Thousands of WordPress sites using vulnerable versions of the Popup Builder plugin have been compromised by a bug called ballad injector.
Doctor Web first documented the campaign in January 2023, which took the form of a series of periodic attack waves that exploited security vulnerabilities in WordPress plugins to inject backdoors designed to redirect visitors to infected sites to fake technical support pages, defrauding Sex Lottery Winning and Push Notification Scams.
Sucuri’s follow-up findings revealed the scale of the operation, which is said to have been active since 2017 and has penetrated at least 1 million sites since then.
The website security company owned by GoDaddy detected the latest Balada injector activity on December 13, 2023, and said it found injection behavior on more than 7,100 websites.
The attacks exploit a high-severity flaw (CVE-2023-6000, CVSS score: 8.8) in Popup Builder — a plugin with more than 200,000 active installations — that WPScan publicly disclosed the day before. This issue has been resolved in version 4.2.3.
“Successfully exploiting this vulnerability could allow an attacker to perform any action on the target website that the logged-in administrator they targeted could perform, including installing arbitrary plug-ins and creating new rogue administrator users,” said WPScan researcher Marc Montpas.
The end goal of the campaign is to insert a malicious JavaScript file hosted on specialcraftbox[.]com and use it to take control of the website and load additional JavaScript to facilitate malicious redirects.
Additionally, the threat actors behind Balada Injector are known to establish persistent control over infected websites by uploading backdoors, adding malicious plug-ins, and creating rogue blog administrators.
This is usually done by using JavaScript injection to specifically target logged in webmasters.
“The idea is that when a blogger logs into the site, their browser contains cookies that allow them to perform all administrative tasks without having to authenticate themselves on each new page,” Sucuri researcher Denis Sinegubko pointed out last year.
“So if their browser loads a script that attempts to simulate administrator activity, it will be able to perform almost any action that can be done through the WordPress admin interface.”

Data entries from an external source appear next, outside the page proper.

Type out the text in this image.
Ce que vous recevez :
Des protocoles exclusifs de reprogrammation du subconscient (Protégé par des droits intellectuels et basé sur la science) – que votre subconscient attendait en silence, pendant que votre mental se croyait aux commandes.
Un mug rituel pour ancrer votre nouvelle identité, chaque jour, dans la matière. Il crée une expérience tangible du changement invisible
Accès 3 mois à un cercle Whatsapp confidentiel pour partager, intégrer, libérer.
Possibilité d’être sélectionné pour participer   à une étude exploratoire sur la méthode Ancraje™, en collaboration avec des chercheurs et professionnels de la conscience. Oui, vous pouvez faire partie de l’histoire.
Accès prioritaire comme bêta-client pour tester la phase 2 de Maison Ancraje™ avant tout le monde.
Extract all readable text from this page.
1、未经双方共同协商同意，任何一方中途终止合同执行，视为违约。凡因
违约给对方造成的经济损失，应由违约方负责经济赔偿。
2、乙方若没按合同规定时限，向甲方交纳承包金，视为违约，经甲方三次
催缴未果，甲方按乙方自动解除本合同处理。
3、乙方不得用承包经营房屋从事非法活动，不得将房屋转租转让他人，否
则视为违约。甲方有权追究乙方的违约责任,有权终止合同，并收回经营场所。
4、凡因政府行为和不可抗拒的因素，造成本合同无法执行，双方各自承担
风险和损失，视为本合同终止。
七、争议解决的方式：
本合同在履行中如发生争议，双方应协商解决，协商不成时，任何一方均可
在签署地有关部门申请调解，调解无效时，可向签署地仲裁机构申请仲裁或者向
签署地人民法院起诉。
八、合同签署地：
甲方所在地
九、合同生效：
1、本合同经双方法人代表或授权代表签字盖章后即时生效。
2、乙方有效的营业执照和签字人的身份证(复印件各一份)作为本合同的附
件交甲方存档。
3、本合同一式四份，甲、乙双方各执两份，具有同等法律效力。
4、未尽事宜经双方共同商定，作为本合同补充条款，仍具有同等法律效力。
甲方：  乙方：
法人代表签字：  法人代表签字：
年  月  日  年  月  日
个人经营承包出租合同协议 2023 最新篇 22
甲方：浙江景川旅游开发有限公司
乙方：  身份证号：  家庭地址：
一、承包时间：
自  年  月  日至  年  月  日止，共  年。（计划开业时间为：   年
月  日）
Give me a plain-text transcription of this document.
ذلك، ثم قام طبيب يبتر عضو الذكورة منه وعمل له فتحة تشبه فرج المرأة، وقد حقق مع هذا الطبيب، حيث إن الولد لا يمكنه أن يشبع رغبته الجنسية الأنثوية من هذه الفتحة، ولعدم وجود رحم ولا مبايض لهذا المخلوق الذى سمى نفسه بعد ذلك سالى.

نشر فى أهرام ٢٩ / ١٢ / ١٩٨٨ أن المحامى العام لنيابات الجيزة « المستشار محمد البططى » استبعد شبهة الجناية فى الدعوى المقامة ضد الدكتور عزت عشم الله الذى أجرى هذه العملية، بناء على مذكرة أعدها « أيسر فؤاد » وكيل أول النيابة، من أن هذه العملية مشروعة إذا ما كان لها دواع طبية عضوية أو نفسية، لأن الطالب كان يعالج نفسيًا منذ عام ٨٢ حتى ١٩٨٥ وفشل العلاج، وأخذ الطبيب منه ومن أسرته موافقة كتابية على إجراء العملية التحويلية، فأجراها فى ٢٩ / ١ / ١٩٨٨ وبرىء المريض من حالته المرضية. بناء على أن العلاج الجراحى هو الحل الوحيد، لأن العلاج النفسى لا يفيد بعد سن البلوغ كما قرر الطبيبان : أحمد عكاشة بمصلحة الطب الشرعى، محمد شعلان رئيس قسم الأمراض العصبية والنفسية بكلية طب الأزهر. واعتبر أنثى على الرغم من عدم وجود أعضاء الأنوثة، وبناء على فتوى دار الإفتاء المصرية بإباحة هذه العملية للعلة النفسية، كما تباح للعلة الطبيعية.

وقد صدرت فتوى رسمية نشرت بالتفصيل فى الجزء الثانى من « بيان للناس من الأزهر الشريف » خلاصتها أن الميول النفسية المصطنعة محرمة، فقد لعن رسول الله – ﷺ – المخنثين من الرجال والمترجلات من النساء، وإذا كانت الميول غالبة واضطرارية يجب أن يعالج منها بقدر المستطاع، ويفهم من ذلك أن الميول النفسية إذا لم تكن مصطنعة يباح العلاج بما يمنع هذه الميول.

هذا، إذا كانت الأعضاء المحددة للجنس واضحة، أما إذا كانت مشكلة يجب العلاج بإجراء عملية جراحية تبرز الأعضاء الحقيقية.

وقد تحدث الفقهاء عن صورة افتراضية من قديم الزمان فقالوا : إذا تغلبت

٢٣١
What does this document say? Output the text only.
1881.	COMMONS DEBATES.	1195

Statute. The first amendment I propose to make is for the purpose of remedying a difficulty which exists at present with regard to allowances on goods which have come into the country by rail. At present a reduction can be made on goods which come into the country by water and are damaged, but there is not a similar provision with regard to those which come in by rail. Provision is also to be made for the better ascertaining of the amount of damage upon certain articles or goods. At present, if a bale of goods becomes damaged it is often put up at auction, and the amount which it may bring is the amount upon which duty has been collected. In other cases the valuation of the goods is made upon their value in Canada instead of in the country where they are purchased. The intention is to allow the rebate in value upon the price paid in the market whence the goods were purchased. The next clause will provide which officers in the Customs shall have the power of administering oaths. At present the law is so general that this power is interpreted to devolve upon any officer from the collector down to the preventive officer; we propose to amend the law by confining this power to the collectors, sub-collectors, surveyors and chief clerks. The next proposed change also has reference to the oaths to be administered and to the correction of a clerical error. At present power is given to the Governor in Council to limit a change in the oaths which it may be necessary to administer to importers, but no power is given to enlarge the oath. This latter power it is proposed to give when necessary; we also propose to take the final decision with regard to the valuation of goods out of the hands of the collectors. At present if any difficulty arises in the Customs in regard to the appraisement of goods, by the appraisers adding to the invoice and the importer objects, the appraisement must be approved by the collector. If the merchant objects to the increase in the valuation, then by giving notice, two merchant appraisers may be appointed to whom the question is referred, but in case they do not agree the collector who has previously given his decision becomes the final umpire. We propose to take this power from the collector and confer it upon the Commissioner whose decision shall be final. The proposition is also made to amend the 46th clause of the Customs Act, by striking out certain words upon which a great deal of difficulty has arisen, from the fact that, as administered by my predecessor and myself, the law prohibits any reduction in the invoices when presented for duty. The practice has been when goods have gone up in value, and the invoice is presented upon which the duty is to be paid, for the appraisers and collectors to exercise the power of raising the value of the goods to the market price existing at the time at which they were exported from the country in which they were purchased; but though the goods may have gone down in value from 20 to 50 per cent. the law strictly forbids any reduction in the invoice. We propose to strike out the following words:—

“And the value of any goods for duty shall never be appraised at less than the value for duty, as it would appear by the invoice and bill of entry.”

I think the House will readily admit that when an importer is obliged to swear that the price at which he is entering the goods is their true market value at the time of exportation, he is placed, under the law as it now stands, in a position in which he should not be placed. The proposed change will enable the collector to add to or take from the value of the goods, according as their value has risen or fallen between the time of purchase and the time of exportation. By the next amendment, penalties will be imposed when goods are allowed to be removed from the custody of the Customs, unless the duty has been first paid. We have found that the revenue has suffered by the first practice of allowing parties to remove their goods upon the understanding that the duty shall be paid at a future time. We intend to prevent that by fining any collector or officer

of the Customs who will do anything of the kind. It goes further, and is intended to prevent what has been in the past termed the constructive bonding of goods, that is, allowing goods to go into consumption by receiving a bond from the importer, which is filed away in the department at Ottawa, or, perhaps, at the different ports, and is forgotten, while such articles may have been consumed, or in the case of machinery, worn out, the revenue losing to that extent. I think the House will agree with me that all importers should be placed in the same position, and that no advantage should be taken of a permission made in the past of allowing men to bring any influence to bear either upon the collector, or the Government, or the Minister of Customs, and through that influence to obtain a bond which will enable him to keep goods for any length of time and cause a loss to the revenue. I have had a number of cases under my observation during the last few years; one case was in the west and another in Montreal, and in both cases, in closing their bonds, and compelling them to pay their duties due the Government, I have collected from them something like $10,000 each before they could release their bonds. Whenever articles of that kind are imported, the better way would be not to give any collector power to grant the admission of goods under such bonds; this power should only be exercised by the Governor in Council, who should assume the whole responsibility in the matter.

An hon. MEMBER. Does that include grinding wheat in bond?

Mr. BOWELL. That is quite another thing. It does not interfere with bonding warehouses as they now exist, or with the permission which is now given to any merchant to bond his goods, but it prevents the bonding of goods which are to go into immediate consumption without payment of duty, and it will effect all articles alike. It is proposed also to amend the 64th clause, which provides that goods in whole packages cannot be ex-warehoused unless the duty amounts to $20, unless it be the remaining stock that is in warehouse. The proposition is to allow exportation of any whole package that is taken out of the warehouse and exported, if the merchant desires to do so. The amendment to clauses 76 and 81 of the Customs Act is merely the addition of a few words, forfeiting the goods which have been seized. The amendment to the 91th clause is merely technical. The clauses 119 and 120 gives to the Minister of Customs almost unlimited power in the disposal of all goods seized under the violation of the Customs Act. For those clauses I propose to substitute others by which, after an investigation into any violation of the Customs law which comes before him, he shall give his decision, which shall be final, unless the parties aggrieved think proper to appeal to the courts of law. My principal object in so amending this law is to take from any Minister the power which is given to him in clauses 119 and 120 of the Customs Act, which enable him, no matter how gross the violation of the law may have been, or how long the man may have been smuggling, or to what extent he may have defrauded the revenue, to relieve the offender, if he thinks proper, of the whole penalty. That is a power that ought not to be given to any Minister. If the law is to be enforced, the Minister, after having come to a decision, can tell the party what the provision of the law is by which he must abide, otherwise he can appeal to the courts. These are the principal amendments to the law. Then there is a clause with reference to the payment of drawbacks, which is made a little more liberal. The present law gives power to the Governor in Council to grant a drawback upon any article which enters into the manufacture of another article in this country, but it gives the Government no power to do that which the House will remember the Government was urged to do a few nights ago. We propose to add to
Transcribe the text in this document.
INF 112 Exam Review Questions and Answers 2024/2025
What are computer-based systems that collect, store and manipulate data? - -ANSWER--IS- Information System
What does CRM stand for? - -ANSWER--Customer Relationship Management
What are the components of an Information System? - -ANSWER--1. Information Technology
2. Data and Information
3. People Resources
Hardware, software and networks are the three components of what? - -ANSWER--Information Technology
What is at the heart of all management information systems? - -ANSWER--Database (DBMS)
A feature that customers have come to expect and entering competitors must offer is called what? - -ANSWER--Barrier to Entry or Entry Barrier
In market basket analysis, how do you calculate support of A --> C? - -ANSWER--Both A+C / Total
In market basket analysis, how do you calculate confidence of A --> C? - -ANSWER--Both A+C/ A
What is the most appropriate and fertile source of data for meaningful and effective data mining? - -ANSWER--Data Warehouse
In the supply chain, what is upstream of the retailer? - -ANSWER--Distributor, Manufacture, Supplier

New Wave is no exception. If a login management cookie is detected, it will use elevated privileges to install and launch a rogue backdoor plug-in (“wp-felody.php” or “Wp Felody”) in order to obtain the second one from the above The domain’s stage payload.
The payload is another backdoor that is stored under the name “sasas” in the directory where temporary files are stored, then executed and deleted from the disk.
“It checks three levels above the current directory, looking for the root directory of the current site and any other sites that may share the same server account,” Sinegubko said.
“It then modifies the wp-blog-header.php file in the root of the detected website to inject the same Balada JavaScript malware originally injected via the Popup Builder vulnerability.”